Nach mehreren Jahren Berufstätigkeit in medizinisch-therapeutischen Feldern, zuerst als Logopädin, dann als Diplom-Psychologin, lebte ich vier Jahre mit meinem Mann und unseren drei Kindern in Portland, Oregon, USA. Dort spezialisierte ich mich zur Mediatorin und arbeitete ehrenamtlich im Bereich Small Claims am Multnomah County Court of the State of Oregon. Zurück in Berlin eröffnete ich 2010 meine Psychologische Praxis und bin seit 2015 Dozentin für Psychologie und Klinische Psychologie an der Gesundheitsakademie der Charité.

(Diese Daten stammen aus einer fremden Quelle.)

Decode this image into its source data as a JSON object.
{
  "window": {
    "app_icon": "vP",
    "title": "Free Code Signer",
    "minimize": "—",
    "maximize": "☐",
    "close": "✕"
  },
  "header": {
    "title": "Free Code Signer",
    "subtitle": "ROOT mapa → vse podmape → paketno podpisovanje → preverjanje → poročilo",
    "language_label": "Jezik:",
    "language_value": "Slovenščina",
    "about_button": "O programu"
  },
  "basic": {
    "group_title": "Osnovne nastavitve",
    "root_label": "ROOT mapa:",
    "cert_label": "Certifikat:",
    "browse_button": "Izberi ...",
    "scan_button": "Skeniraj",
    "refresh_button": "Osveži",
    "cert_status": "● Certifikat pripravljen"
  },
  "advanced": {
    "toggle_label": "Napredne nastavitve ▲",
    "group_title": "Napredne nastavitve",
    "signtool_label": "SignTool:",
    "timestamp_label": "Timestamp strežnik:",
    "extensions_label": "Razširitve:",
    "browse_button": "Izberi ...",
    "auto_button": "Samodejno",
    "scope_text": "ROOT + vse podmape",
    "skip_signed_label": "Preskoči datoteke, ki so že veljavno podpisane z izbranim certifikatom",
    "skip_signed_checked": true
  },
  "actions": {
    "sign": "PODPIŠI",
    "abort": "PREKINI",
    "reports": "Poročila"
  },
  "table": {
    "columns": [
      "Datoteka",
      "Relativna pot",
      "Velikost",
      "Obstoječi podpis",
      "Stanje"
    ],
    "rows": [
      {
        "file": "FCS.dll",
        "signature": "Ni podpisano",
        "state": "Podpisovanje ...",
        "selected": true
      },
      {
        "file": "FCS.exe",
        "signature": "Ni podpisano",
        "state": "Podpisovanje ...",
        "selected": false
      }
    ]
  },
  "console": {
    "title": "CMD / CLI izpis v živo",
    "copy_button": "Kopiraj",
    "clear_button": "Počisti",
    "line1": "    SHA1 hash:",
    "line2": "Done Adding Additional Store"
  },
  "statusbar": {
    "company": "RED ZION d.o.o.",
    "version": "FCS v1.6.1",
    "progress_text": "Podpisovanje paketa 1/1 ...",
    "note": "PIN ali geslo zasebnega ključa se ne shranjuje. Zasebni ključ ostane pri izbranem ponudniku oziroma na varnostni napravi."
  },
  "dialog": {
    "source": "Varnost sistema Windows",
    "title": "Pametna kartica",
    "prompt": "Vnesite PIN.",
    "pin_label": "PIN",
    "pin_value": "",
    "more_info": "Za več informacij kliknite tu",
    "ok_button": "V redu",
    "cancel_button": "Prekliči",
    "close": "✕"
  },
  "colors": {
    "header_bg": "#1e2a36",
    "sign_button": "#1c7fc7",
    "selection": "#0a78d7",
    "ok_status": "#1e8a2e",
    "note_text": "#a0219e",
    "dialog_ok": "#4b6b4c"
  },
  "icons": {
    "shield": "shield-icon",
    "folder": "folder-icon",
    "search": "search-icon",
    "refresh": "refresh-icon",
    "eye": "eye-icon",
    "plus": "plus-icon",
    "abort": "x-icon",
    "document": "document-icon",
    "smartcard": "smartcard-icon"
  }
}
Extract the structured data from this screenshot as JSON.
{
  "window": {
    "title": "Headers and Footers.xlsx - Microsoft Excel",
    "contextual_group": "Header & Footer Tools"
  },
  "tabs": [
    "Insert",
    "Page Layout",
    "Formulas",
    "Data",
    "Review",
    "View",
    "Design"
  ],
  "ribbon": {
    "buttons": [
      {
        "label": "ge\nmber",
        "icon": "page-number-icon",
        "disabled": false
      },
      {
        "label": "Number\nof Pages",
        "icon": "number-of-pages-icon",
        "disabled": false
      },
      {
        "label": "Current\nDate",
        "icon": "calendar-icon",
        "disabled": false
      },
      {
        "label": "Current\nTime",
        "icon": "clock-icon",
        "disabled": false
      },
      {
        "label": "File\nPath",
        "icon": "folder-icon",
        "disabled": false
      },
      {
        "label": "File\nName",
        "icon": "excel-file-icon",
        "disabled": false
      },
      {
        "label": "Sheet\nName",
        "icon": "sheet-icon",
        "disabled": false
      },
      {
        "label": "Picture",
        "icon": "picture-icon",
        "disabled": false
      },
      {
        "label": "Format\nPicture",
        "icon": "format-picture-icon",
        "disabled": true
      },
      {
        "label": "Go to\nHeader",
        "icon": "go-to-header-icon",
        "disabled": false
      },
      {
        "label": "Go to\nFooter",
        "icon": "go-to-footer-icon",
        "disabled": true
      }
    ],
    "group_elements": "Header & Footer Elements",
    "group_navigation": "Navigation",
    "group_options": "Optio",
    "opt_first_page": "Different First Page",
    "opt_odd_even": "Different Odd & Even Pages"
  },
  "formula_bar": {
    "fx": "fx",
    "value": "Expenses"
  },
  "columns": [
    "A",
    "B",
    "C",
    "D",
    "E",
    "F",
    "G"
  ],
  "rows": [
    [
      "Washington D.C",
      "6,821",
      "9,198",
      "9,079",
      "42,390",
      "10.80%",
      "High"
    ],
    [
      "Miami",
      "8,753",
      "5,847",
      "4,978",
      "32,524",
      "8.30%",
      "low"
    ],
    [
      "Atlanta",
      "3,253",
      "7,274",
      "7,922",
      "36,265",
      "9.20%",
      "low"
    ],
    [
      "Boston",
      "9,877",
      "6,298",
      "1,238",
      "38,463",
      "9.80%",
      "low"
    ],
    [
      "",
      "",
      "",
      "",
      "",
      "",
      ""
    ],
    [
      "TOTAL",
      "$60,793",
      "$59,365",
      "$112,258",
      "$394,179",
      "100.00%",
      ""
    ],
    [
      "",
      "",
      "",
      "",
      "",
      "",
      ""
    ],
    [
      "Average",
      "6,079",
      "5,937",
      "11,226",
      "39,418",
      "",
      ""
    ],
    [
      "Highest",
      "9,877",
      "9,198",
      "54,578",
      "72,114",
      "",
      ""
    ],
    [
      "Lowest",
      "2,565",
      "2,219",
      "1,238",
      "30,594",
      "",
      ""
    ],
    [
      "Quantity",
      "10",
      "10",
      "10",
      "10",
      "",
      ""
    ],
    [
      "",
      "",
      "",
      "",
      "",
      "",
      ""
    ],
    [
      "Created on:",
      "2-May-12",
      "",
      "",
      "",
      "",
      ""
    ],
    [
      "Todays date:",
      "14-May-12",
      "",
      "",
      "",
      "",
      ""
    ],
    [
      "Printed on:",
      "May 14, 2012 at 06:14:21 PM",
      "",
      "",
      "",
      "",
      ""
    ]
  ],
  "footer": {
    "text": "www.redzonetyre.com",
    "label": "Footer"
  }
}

Mein Beratungskonzept fundiert auf einem humanistischen Menschenbild. Ich arbeite mit tiefenpsychologischen, psychodramatischen und systemischen Ansätzen.

Meine Qualifikation

Diplom-Psychologin, zertifizierte Supervisorin DGSv, zertifizierte Coach DGSv, zertifizierte Psychologische Mediatorin BDP, Psychotherapie HPG, staatlich geprüfte Logopädin.
Diverse Fortbildungen, z.B.: psychodynamisch orientierte Beratung, psychodramatische Interventionen in der Beratung, gewaltfreie Kommunikation nach Rosenberg, Mediation im interkulturellen Kontext, Motivational Interviewing

Meine Arbeitsschwerpunkte

Im Bereich Kommunikation und Interaktion habe ich während meiner Berufslaufbahn umfangreiche Expertise entwickelt. Den Schwerpunkt meiner Arbeit bilden die Beratungsformate Supervision, Coaching, Mediation. Supervision und Coaching biete ich im Einzel-, Team- und Gruppensetting an, ebenso Leitungssupervision und Leitungscoaching. Fallberatungen können in allen Settings stattfinden.

Meine Qualitätssicherung

regelmäßige Teilnahme an: kollegialer Beratung (Intervisionsgruppe), Kontrollsupervision, Fortbildungen.